What may have drawn us last year or last month may not be the thing for today or tomorrow. – – Some people have a HARD time with this reality. The people I mentioned & others who were like Mom didn’t. Each shared the common trait of curiosity, freeing them to let go of what was & to keep a beady eye out for the new, the fresh, the waiting-to-be-discovered.

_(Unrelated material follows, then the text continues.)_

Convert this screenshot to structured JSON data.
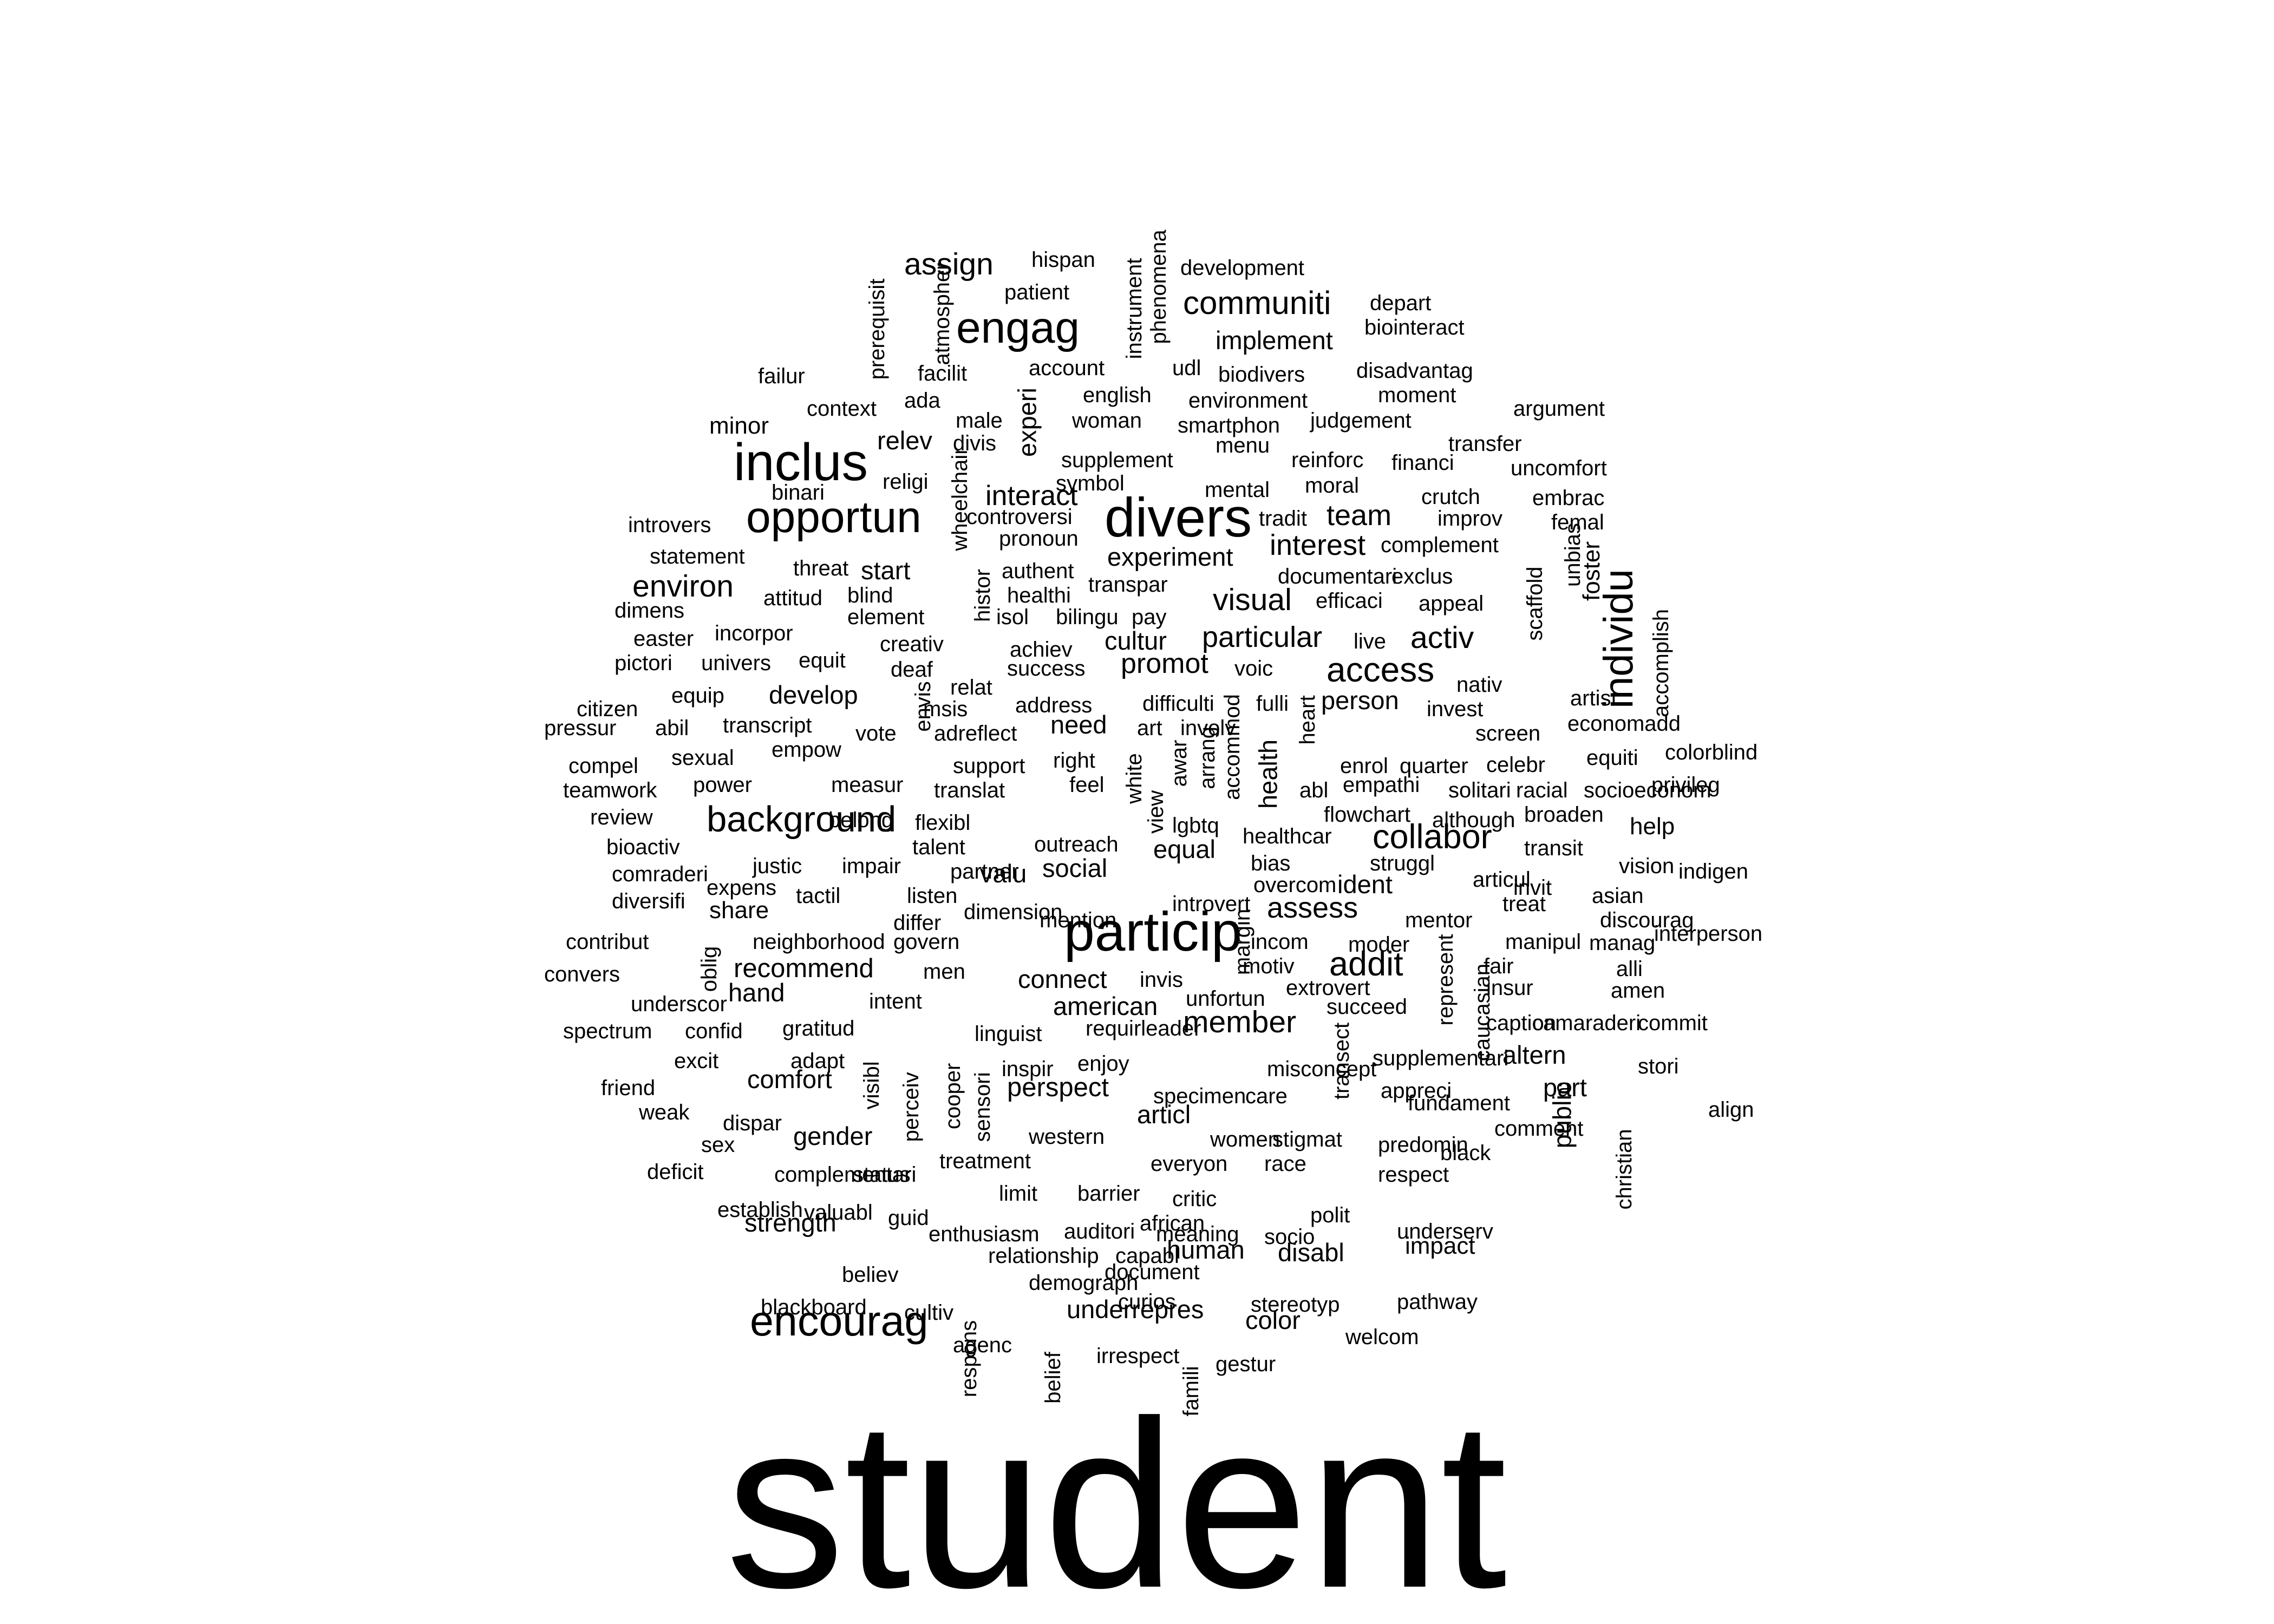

“Time is perpetual presence, perpetual novelty. Every moment is a new arrival, a new bestowal. Just to be is a blessing, just to live is holy. The moment is the marvel.” ~ Rabbi Abraham Joshua Heschel, 1961 White House Conference on Aging This brings to mind a posting Mom wrote on 05/09/01, as we geared up to celebrate her 91st birthday. Energized is filled with moments of joy – a ramble home with Peter after an eye doctor’s appointment, phone calls from Mike & Kerry & from Mim, her delight at Whitney & Chad moving into their first home, bidding adieu to one online discussion group & joining a new one, looking forward to her birthday party which she is glad is in the afternoon (“more restful for my ancient bones”). Mom’s openness to setting aside what she WAS drawn to & embracing the new – leaving one online discussion group as she joined a new one – was what let her fit so much into her day & life.
“Time is perpetual presence, perpetual novelty. Every moment is a new arrival, a new bestowal. Just to be is a blessing, just to live is holy. The moment is the marvel.” To which Mom, “Aunt” Benita, Hubert Synnestvedt, Sarah Headsten & so many of my mentors & role models for flourishing whatever your age, would say, “Amen & hallelujah!”